Kibbutz Gadot (originally Hagovrim) was founded in 1949 on the site of the destroyed moshava of Mishmar HaYarden by Nahal youth from HaNoar HaOved VeHaLomed and Holocaust survivors, members of HaKibbutz HaMeuhad. It was renamed to Gadot in 1955 due its proximity to the banks of the Jordan River.

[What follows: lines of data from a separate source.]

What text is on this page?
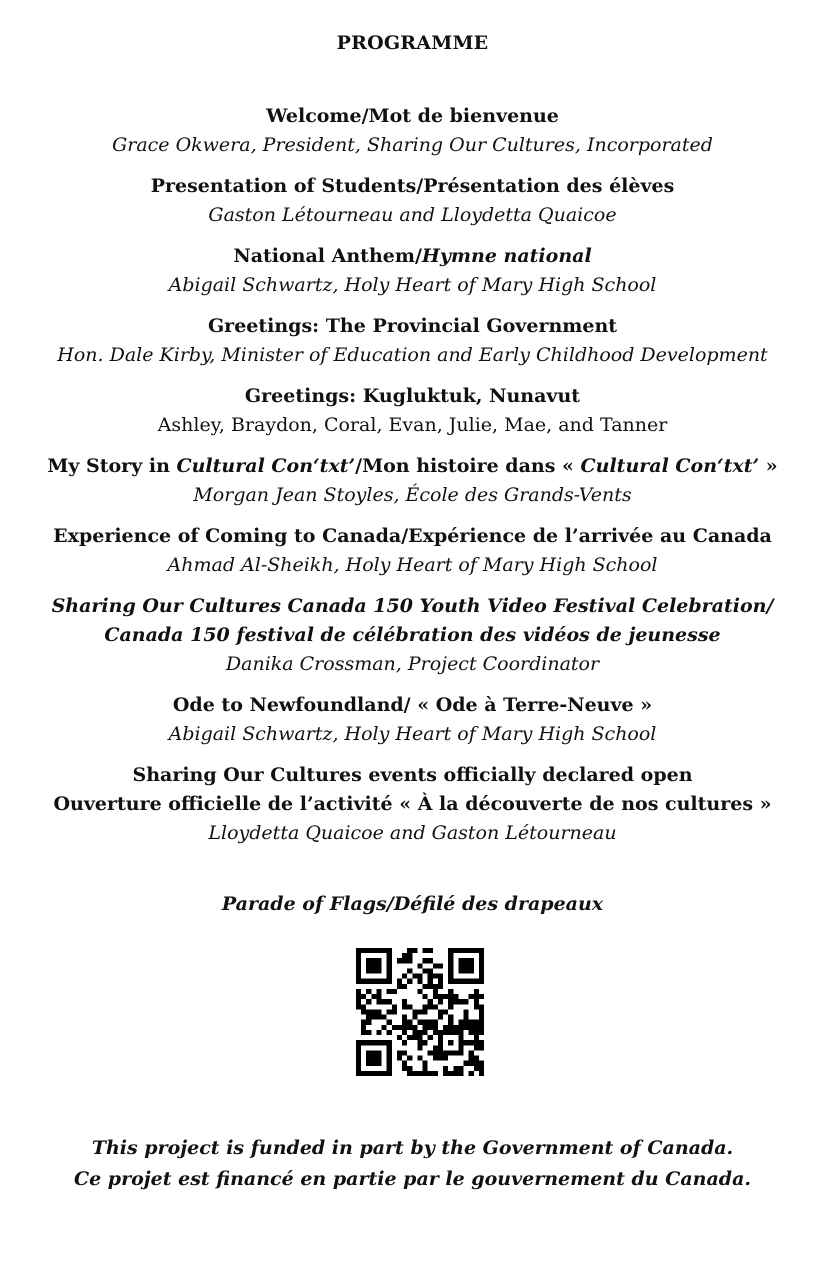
PROGRAMME
Welcome/Mot de bienvenue
Grace Okwera, President, Sharing Our Cultures, Incorporated
Presentation of Students/Présentation des élèves
Gaston Létourneau and Lloydetta Quaicoe
National Anthem/Hymne national
Abigail Schwartz, Holy Heart of Mary High School
Greetings: The Provincial Government
Hon. Dale Kirby, Minister of Education and Early Childhood Development
Greetings: Kugluktuk, Nunavut
Ashley, Braydon, Coral, Evan, Julie, Mae, and Tanner
My Story in Cultural Con‘txt’/Mon histoire dans « Cultural Con‘txt’ »
Morgan Jean Stoyles, École des Grands-Vents
Experience of Coming to Canada/Expérience de l’arrivée au Canada
Ahmad Al-Sheikh, Holy Heart of Mary High School
Sharing Our Cultures Canada 150 Youth Video Festival Celebration/
Canada 150 festival de célébration des vidéos de jeunesse
Danika Crossman, Project Coordinator
Ode to Newfoundland/ « Ode à Terre-Neuve »
Abigail Schwartz, Holy Heart of Mary High School
Sharing Our Cultures events officially declared open
Ouverture officielle de l’activité « À la découverte de nos cultures »
Lloydetta Quaicoe and Gaston Létourneau
Parade of Flags/Défilé des drapeaux
This project is funded in part by the Government of Canada.
Ce projet est financé en partie par le gouvernement du Canada.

During the 1950s and 1960s, the kibbutz suffered from several assaults by the Syrian Army and was hit by many artillery bombardments. On 7 April 1967, when 6 Syrian MiG 21s were shot down, the kibbutz suffered a severe bombardment during which almost all of its buildings were hit. Two months later, during the Six-Day War, the kibbutz was once again bombarded and most of its buildings were destroyed or badly damaged. The state of the kibbutz and the turning-point of the war are evoked in a song performed by Hava Alberstein - "My daughter, are you laughing or crying?" During the Yom Kippur War, the kibbutz was hit once again, although to a lesser extent.

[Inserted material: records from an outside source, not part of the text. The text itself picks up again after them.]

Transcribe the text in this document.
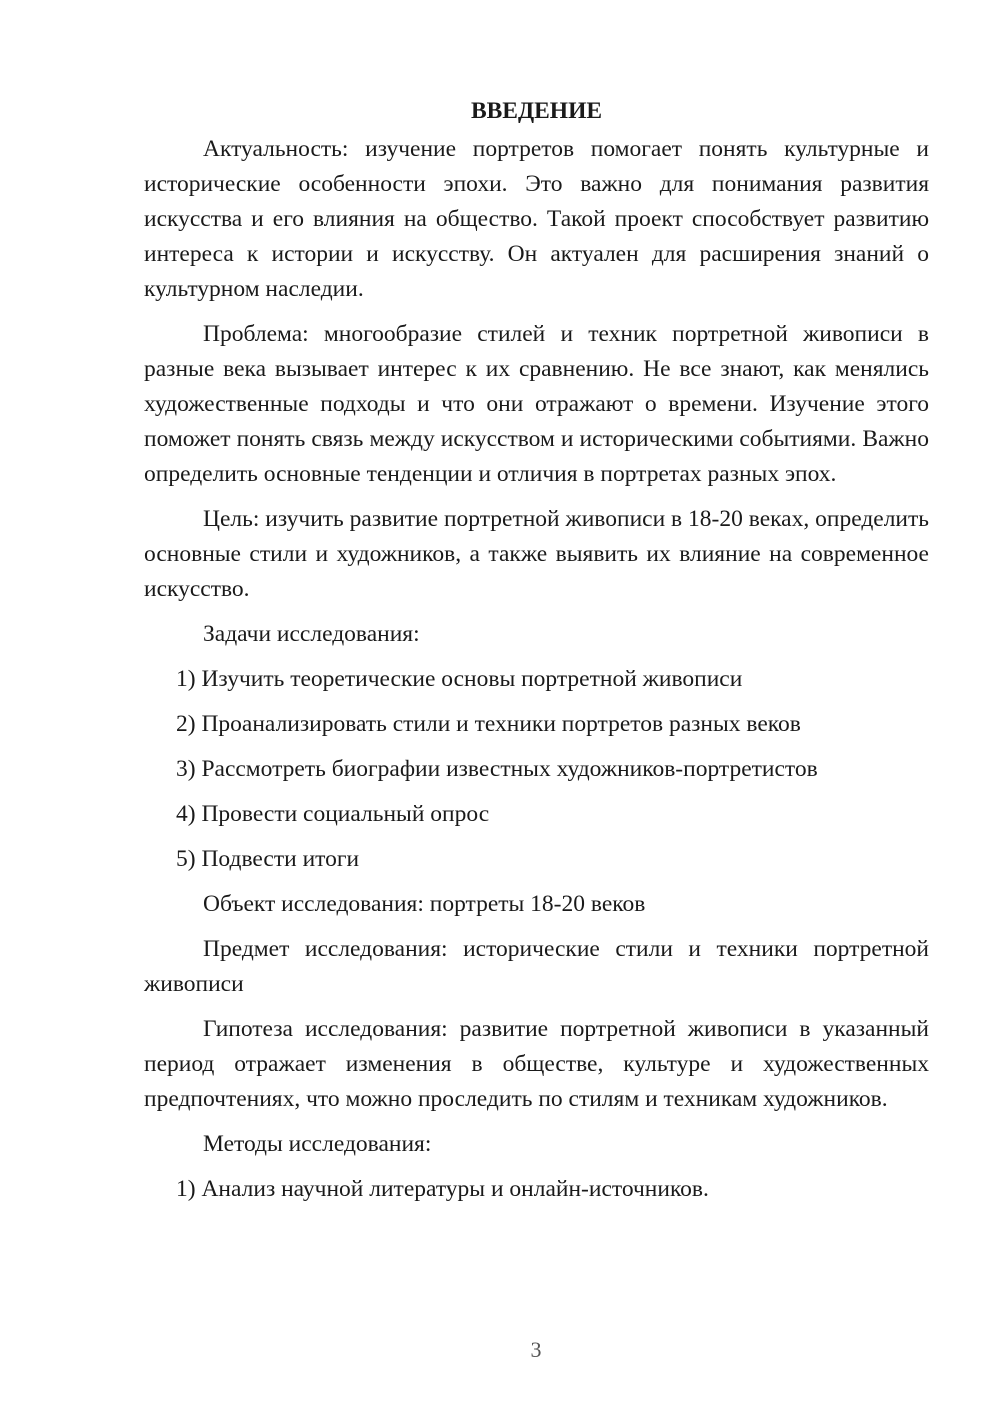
ВВЕДЕНИЕ

Актуальность: изучение портретов помогает понять культурные и исторические особенности эпохи. Это важно для понимания развития искусства и его влияния на общество. Такой проект способствует развитию интереса к истории и искусству. Он актуален для расширения знаний о культурном наследии.

Проблема: многообразие стилей и техник портретной живописи в разные века вызывает интерес к их сравнению. Не все знают, как менялись художественные подходы и что они отражают о времени. Изучение этого поможет понять связь между искусством и историческими событиями. Важно определить основные тенденции и отличия в портретах разных эпох.

Цель: изучить развитие портретной живописи в 18-20 веках, определить основные стили и художников, а также выявить их влияние на современное искусство.

Задачи исследования:

1) Изучить теоретические основы портретной живописи
2) Проанализировать стили и техники портретов разных веков
3) Рассмотреть биографии известных художников-портретистов
4) Провести социальный опрос
5) Подвести итоги

Объект исследования: портреты 18-20 веков

Предмет исследования: исторические стили и техники портретной живописи

Гипотеза исследования: развитие портретной живописи в указанный период отражает изменения в обществе, культуре и художественных предпочтениях, что можно проследить по стилям и техникам художников.

Методы исследования:

1) Анализ научной литературы и онлайн-источников.
3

Due to the fact it was situated in the Israel-Syria DMZ under the 1949 Armistice Agreements, Gadot has been claimed by Syria as its own sovereign territory in the 1990s during negotiations for a peace agreement. The Israeli side rejected these claims, as it would have led to Syria having territory west of the 1923 border between Mandatory Palestine and the French Mandate of Syria.

==Economy==
The kibbutz's local industries are: crops, avocado, citrus, chickens, hostessing, and a plastics factory for wrapping materials.